CAS wrote under II. Factual Background:
On 15 December 2020, the Athlete provided a urine sample (sample 105190V), out-of competition, in Oregon, USA. The analysis of the A-Sample revealed the presence of nandrolone, specifically 19-norandrosterone (“19-NA”).
...
On 15 January 2021, the Athlete exercised her right to the analysis of her B-Sample. On 27 January 2021, the findings of the A-Sample were confirmed.
Shelby challenged a number of things, for example that the lab didn't consult a second lab, and didn't perform additional tests, but not that she tested positive for nandrolone.
He had no grasp of why I had posted and took it in isolation
relax. no one actually reads his long posts…or yours.

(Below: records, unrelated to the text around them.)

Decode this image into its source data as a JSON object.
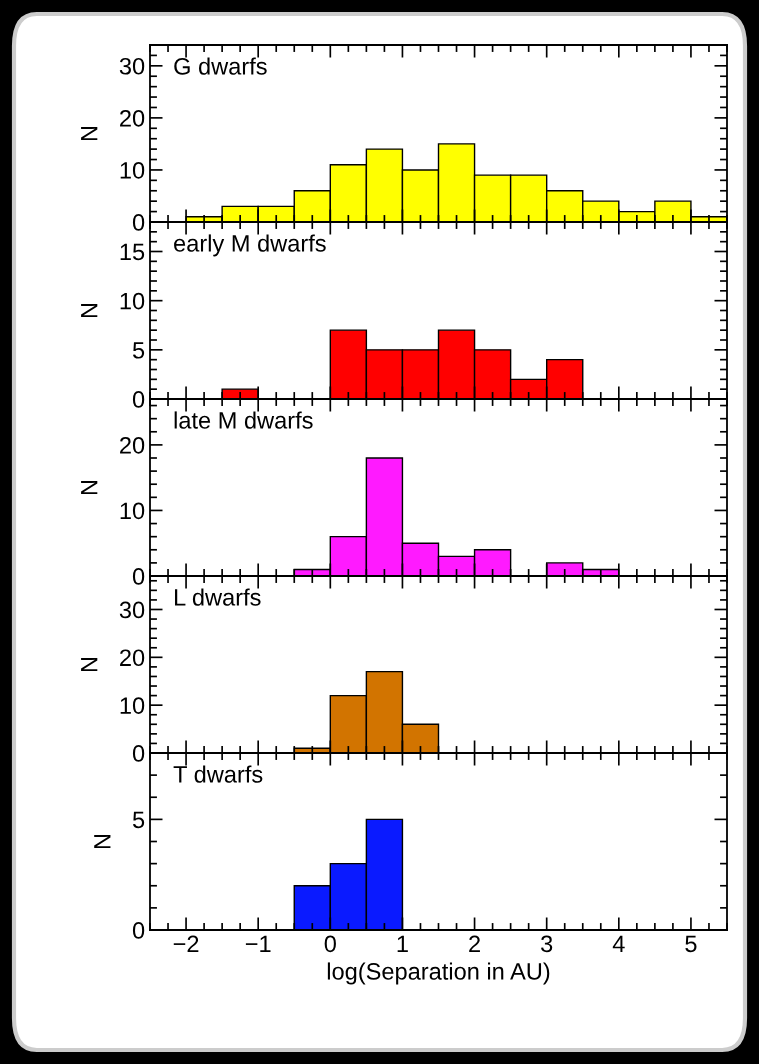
{
  "chart_data": [
    {
      "type": "histogram",
      "title": "G dwarfs",
      "ylabel": "N",
      "bins": [
        -2,
        -1.5,
        -1,
        -0.5,
        0,
        0.5,
        1,
        1.5,
        2,
        2.5,
        3,
        3.5,
        4,
        4.5,
        5,
        5.5
      ],
      "values": [
        1,
        3,
        3,
        6,
        11,
        14,
        10,
        15,
        9,
        9,
        6,
        4,
        2,
        4,
        1
      ],
      "color": "#ffff00",
      "xlim": [
        -2.5,
        5.5
      ],
      "xticks": [
        -2,
        -1,
        0,
        1,
        2,
        3,
        4,
        5
      ],
      "ylim": [
        0,
        34
      ],
      "yticks": [
        0,
        10,
        20,
        30
      ],
      "tick_labels": "y"
    },
    {
      "type": "histogram",
      "title": "early M dwarfs",
      "ylabel": "N",
      "bins": [
        -1.5,
        -1,
        -0.5,
        0,
        0.5,
        1,
        1.5,
        2,
        2.5,
        3,
        3.5
      ],
      "values": [
        1,
        0,
        0,
        7,
        5,
        5,
        7,
        5,
        2,
        4
      ],
      "color": "#ff0000",
      "xlim": [
        -2.5,
        5.5
      ],
      "xticks": [
        -2,
        -1,
        0,
        1,
        2,
        3,
        4,
        5
      ],
      "ylim": [
        0,
        18
      ],
      "yticks": [
        0,
        5,
        10,
        15
      ],
      "tick_labels": "y"
    },
    {
      "type": "histogram",
      "title": "late M dwarfs",
      "ylabel": "N",
      "bins": [
        -0.5,
        0,
        0.5,
        1,
        1.5,
        2,
        2.5,
        3,
        3.5,
        4
      ],
      "values": [
        1,
        6,
        18,
        5,
        3,
        4,
        0,
        2,
        1
      ],
      "color": "#ff1aff",
      "xlim": [
        -2.5,
        5.5
      ],
      "xticks": [
        -2,
        -1,
        0,
        1,
        2,
        3,
        4,
        5
      ],
      "ylim": [
        0,
        27
      ],
      "yticks": [
        0,
        10,
        20
      ],
      "tick_labels": "y"
    },
    {
      "type": "histogram",
      "title": "L dwarfs",
      "ylabel": "N",
      "bins": [
        -0.5,
        0,
        0.5,
        1,
        1.5
      ],
      "values": [
        1,
        12,
        17,
        6
      ],
      "color": "#d27400",
      "xlim": [
        -2.5,
        5.5
      ],
      "xticks": [
        -2,
        -1,
        0,
        1,
        2,
        3,
        4,
        5
      ],
      "ylim": [
        0,
        37
      ],
      "yticks": [
        0,
        10,
        20,
        30
      ],
      "tick_labels": "y"
    },
    {
      "type": "histogram",
      "title": "T dwarfs",
      "ylabel": "N",
      "xlabel": "log(Separation in AU)",
      "bins": [
        -0.5,
        0,
        0.5,
        1
      ],
      "values": [
        2,
        3,
        5
      ],
      "color": "#0a1aff",
      "xlim": [
        -2.5,
        5.5
      ],
      "xticks": [
        -2,
        -1,
        0,
        1,
        2,
        3,
        4,
        5
      ],
      "ylim": [
        0,
        8
      ],
      "yticks": [
        0,
        5
      ]
    }
  ]
}
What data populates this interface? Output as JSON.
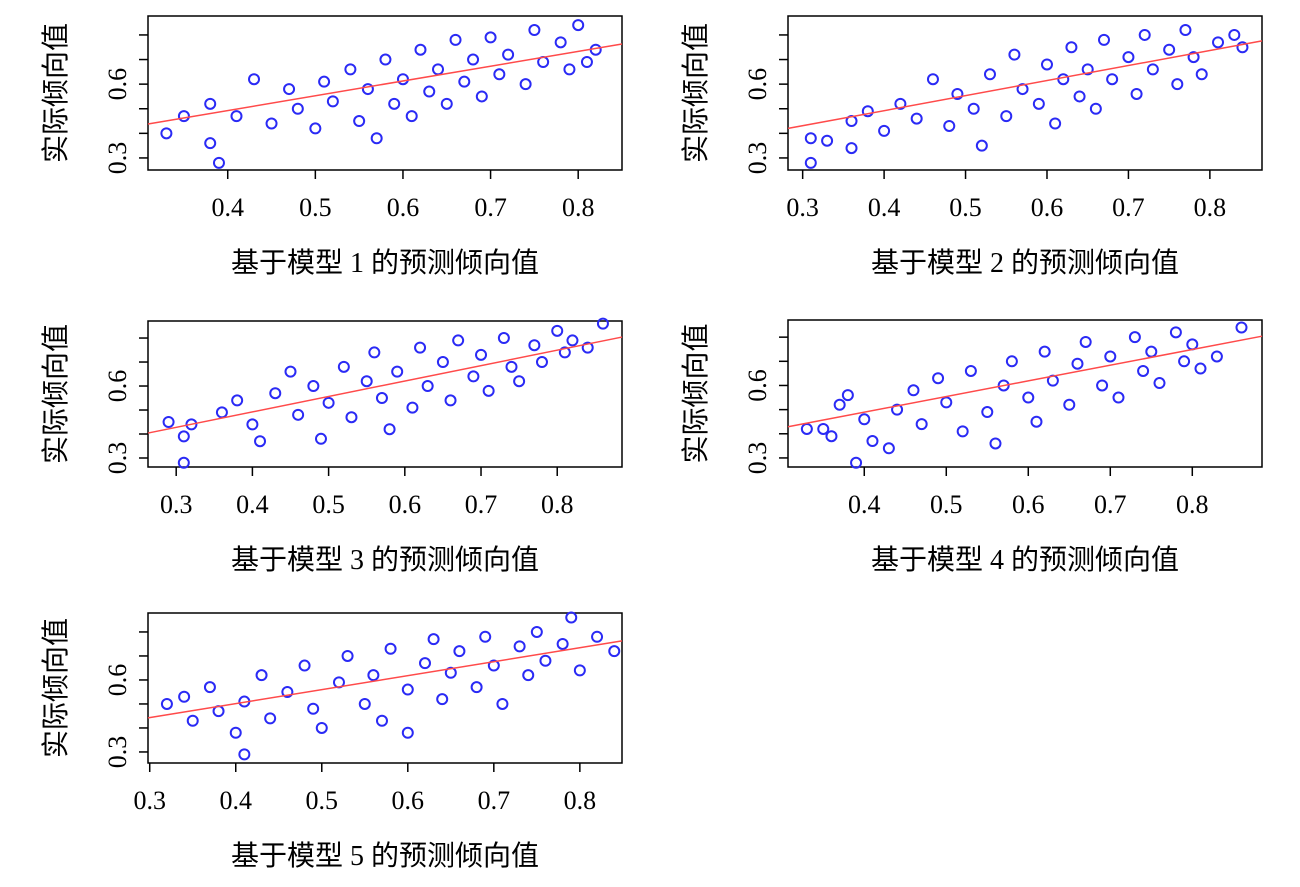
{
  "chart_data": [
    {
      "type": "scatter",
      "xlabel": "基于模型 1 的预测倾向值",
      "ylabel": "实际倾向值",
      "color": "#2a2af5",
      "fit_color": "#ff4a4a",
      "xlim": [
        0.309,
        0.85
      ],
      "ylim": [
        0.251,
        0.877
      ],
      "xticks": [
        0.4,
        0.5,
        0.6,
        0.7,
        0.8
      ],
      "yticks": [
        0.3,
        0.6
      ],
      "yticks_minor": [
        0.4,
        0.5,
        0.7,
        0.8
      ],
      "points": {
        "x": [
          0.33,
          0.35,
          0.38,
          0.38,
          0.39,
          0.41,
          0.43,
          0.45,
          0.47,
          0.48,
          0.5,
          0.51,
          0.52,
          0.54,
          0.55,
          0.56,
          0.57,
          0.58,
          0.59,
          0.6,
          0.61,
          0.62,
          0.63,
          0.64,
          0.65,
          0.66,
          0.67,
          0.68,
          0.69,
          0.7,
          0.71,
          0.72,
          0.74,
          0.75,
          0.76,
          0.78,
          0.79,
          0.8,
          0.82,
          0.81
        ],
        "y": [
          0.4,
          0.47,
          0.36,
          0.52,
          0.28,
          0.47,
          0.62,
          0.44,
          0.58,
          0.5,
          0.42,
          0.61,
          0.53,
          0.66,
          0.45,
          0.58,
          0.38,
          0.7,
          0.52,
          0.62,
          0.47,
          0.74,
          0.57,
          0.66,
          0.52,
          0.78,
          0.61,
          0.7,
          0.55,
          0.79,
          0.64,
          0.72,
          0.6,
          0.82,
          0.69,
          0.77,
          0.66,
          0.84,
          0.74,
          0.69
        ]
      },
      "fit": {
        "x": [
          0.309,
          0.85
        ],
        "y": [
          0.438,
          0.763
        ]
      }
    },
    {
      "type": "scatter",
      "xlabel": "基于模型 2 的预测倾向值",
      "ylabel": "实际倾向值",
      "color": "#2a2af5",
      "fit_color": "#ff4a4a",
      "xlim": [
        0.282,
        0.864
      ],
      "ylim": [
        0.251,
        0.877
      ],
      "xticks": [
        0.3,
        0.4,
        0.5,
        0.6,
        0.7,
        0.8
      ],
      "yticks": [
        0.3,
        0.6
      ],
      "yticks_minor": [
        0.4,
        0.5,
        0.7,
        0.8
      ],
      "points": {
        "x": [
          0.31,
          0.31,
          0.33,
          0.36,
          0.36,
          0.38,
          0.4,
          0.42,
          0.44,
          0.46,
          0.48,
          0.49,
          0.51,
          0.52,
          0.53,
          0.55,
          0.56,
          0.57,
          0.59,
          0.6,
          0.61,
          0.62,
          0.63,
          0.64,
          0.65,
          0.66,
          0.67,
          0.68,
          0.7,
          0.71,
          0.72,
          0.73,
          0.75,
          0.76,
          0.77,
          0.78,
          0.79,
          0.81,
          0.83,
          0.84
        ],
        "y": [
          0.38,
          0.28,
          0.37,
          0.34,
          0.45,
          0.49,
          0.41,
          0.52,
          0.46,
          0.62,
          0.43,
          0.56,
          0.5,
          0.35,
          0.64,
          0.47,
          0.72,
          0.58,
          0.52,
          0.68,
          0.44,
          0.62,
          0.75,
          0.55,
          0.66,
          0.5,
          0.78,
          0.62,
          0.71,
          0.56,
          0.8,
          0.66,
          0.74,
          0.6,
          0.82,
          0.71,
          0.64,
          0.77,
          0.8,
          0.75
        ]
      },
      "fit": {
        "x": [
          0.282,
          0.864
        ],
        "y": [
          0.42,
          0.776
        ]
      }
    },
    {
      "type": "scatter",
      "xlabel": "基于模型 3 的预测倾向值",
      "ylabel": "实际倾向值",
      "color": "#2a2af5",
      "fit_color": "#ff4a4a",
      "xlim": [
        0.263,
        0.885
      ],
      "ylim": [
        0.2625,
        0.871
      ],
      "xticks": [
        0.3,
        0.4,
        0.5,
        0.6,
        0.7,
        0.8
      ],
      "yticks": [
        0.3,
        0.6
      ],
      "yticks_minor": [
        0.4,
        0.5,
        0.7,
        0.8
      ],
      "points": {
        "x": [
          0.29,
          0.31,
          0.31,
          0.32,
          0.36,
          0.38,
          0.4,
          0.41,
          0.43,
          0.45,
          0.46,
          0.48,
          0.49,
          0.5,
          0.52,
          0.53,
          0.55,
          0.56,
          0.57,
          0.58,
          0.59,
          0.61,
          0.62,
          0.63,
          0.65,
          0.66,
          0.67,
          0.69,
          0.7,
          0.71,
          0.73,
          0.74,
          0.75,
          0.77,
          0.78,
          0.8,
          0.81,
          0.82,
          0.84,
          0.86
        ],
        "y": [
          0.45,
          0.39,
          0.28,
          0.44,
          0.49,
          0.54,
          0.44,
          0.37,
          0.57,
          0.66,
          0.48,
          0.6,
          0.38,
          0.53,
          0.68,
          0.47,
          0.62,
          0.74,
          0.55,
          0.42,
          0.66,
          0.51,
          0.76,
          0.6,
          0.7,
          0.54,
          0.79,
          0.64,
          0.73,
          0.58,
          0.8,
          0.68,
          0.62,
          0.77,
          0.7,
          0.83,
          0.74,
          0.79,
          0.76,
          0.86
        ]
      },
      "fit": {
        "x": [
          0.263,
          0.885
        ],
        "y": [
          0.404,
          0.804
        ]
      }
    },
    {
      "type": "scatter",
      "xlabel": "基于模型 4 的预测倾向值",
      "ylabel": "实际倾向值",
      "color": "#2a2af5",
      "fit_color": "#ff4a4a",
      "xlim": [
        0.307,
        0.885
      ],
      "ylim": [
        0.2625,
        0.871
      ],
      "xticks": [
        0.4,
        0.5,
        0.6,
        0.7,
        0.8
      ],
      "yticks": [
        0.3,
        0.6
      ],
      "yticks_minor": [
        0.4,
        0.5,
        0.7,
        0.8
      ],
      "points": {
        "x": [
          0.33,
          0.35,
          0.36,
          0.37,
          0.38,
          0.39,
          0.4,
          0.41,
          0.43,
          0.44,
          0.46,
          0.47,
          0.49,
          0.5,
          0.52,
          0.53,
          0.55,
          0.56,
          0.57,
          0.58,
          0.6,
          0.61,
          0.62,
          0.63,
          0.65,
          0.66,
          0.67,
          0.69,
          0.7,
          0.71,
          0.73,
          0.74,
          0.75,
          0.76,
          0.78,
          0.79,
          0.8,
          0.81,
          0.83,
          0.86
        ],
        "y": [
          0.42,
          0.42,
          0.39,
          0.52,
          0.56,
          0.28,
          0.46,
          0.37,
          0.34,
          0.5,
          0.58,
          0.44,
          0.63,
          0.53,
          0.41,
          0.66,
          0.49,
          0.36,
          0.6,
          0.7,
          0.55,
          0.45,
          0.74,
          0.62,
          0.52,
          0.69,
          0.78,
          0.6,
          0.72,
          0.55,
          0.8,
          0.66,
          0.74,
          0.61,
          0.82,
          0.7,
          0.77,
          0.67,
          0.72,
          0.84
        ]
      },
      "fit": {
        "x": [
          0.307,
          0.885
        ],
        "y": [
          0.429,
          0.804
        ]
      }
    },
    {
      "type": "scatter",
      "xlabel": "基于模型 5 的预测倾向值",
      "ylabel": "实际倾向值",
      "color": "#2a2af5",
      "fit_color": "#ff4a4a",
      "xlim": [
        0.298,
        0.849
      ],
      "ylim": [
        0.254,
        0.879
      ],
      "xticks": [
        0.3,
        0.4,
        0.5,
        0.6,
        0.7,
        0.8
      ],
      "yticks": [
        0.3,
        0.6
      ],
      "yticks_minor": [
        0.4,
        0.5,
        0.7,
        0.8
      ],
      "points": {
        "x": [
          0.32,
          0.34,
          0.35,
          0.37,
          0.38,
          0.4,
          0.41,
          0.41,
          0.43,
          0.44,
          0.46,
          0.48,
          0.49,
          0.5,
          0.52,
          0.53,
          0.55,
          0.56,
          0.57,
          0.58,
          0.6,
          0.6,
          0.62,
          0.63,
          0.64,
          0.65,
          0.66,
          0.68,
          0.69,
          0.7,
          0.71,
          0.73,
          0.74,
          0.75,
          0.76,
          0.78,
          0.79,
          0.8,
          0.82,
          0.84
        ],
        "y": [
          0.5,
          0.53,
          0.43,
          0.57,
          0.47,
          0.38,
          0.51,
          0.29,
          0.62,
          0.44,
          0.55,
          0.66,
          0.48,
          0.4,
          0.59,
          0.7,
          0.5,
          0.62,
          0.43,
          0.73,
          0.56,
          0.38,
          0.67,
          0.77,
          0.52,
          0.63,
          0.72,
          0.57,
          0.78,
          0.66,
          0.5,
          0.74,
          0.62,
          0.8,
          0.68,
          0.75,
          0.86,
          0.64,
          0.78,
          0.72
        ]
      },
      "fit": {
        "x": [
          0.298,
          0.849
        ],
        "y": [
          0.442,
          0.763
        ]
      }
    }
  ]
}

Then I'll summarize: Houlihan was found guilty under the rules of intentional doping (a decision affirmed by two appeals) and despite a subsequent claim of possible sabotage there isn't a whiff of evidence to support that. But none of this will deflect the nutjobs here from protesting the "unfairness" of the system (as we will no doubt see again. "But the r-rules!...")
CAS decision never ever ever mentioned testing positive.
But SH did challenge the lab report.
CAS wrote under II. Factual Background:
On 15 December 2020, the Athlete provided a urine sample (sample 105190V), out-of competition, in Oregon, USA. The analysis of the A-Sample revealed the presence of nandrolone, specifically 19-norandrosterone (“19-NA”).
...
On 15 January 2021, the Athlete exercised her right to the analysis of her B-Sample. On 27 January 2021, the findings of the A-Sample were confirmed.
Shelby challenged a number of things, for example that the lab didn't consult a second lab, and didn't perform additional tests, but not that she tested positive for nandrolone.
A finding is not a positive because it could an AAF or an ATF,thus it only became a AAF when the lab examined the finding and against certain criteria defined it as such. At the point the man in the street could call it a positive however wada never uses that word.
SH challenged the AAF saying that it should be an ATF thus challenging the positive.
relax. no one actually reads his long posts…or yours.
Then I'll summarize: Houlihan was found guilty under the rules of intentional doping (a decision affirmed by two appeals) and despite a subsequent claim of possible sabotage there isn't a whiff of evidence to support that. But none of this will deflect the nutjobs here from protesting the "unfairness" of the system (as we will no doubt see again. "But the r-rules!...")
There are no rules of intentional doping.
There was not two appeals.
Just because the decision went against ,and rightly so,it does not mean that the rules are fair and protect clean athletes.
And why do you insult those who have read the r r r rules as nutjobs ... is this allowed.
Still not seeing what you think I misread or misunderstood.
I don't doubt the IRMS result, or your IRMS expertise, or your WADA colleague's expertise, or that gym goers use nandrolone. I don't doubt your confidante about nandrolone found in population samples.
Thanks...will go back through your posts. So much crap on here that it is extremely confusing for has what point of or another.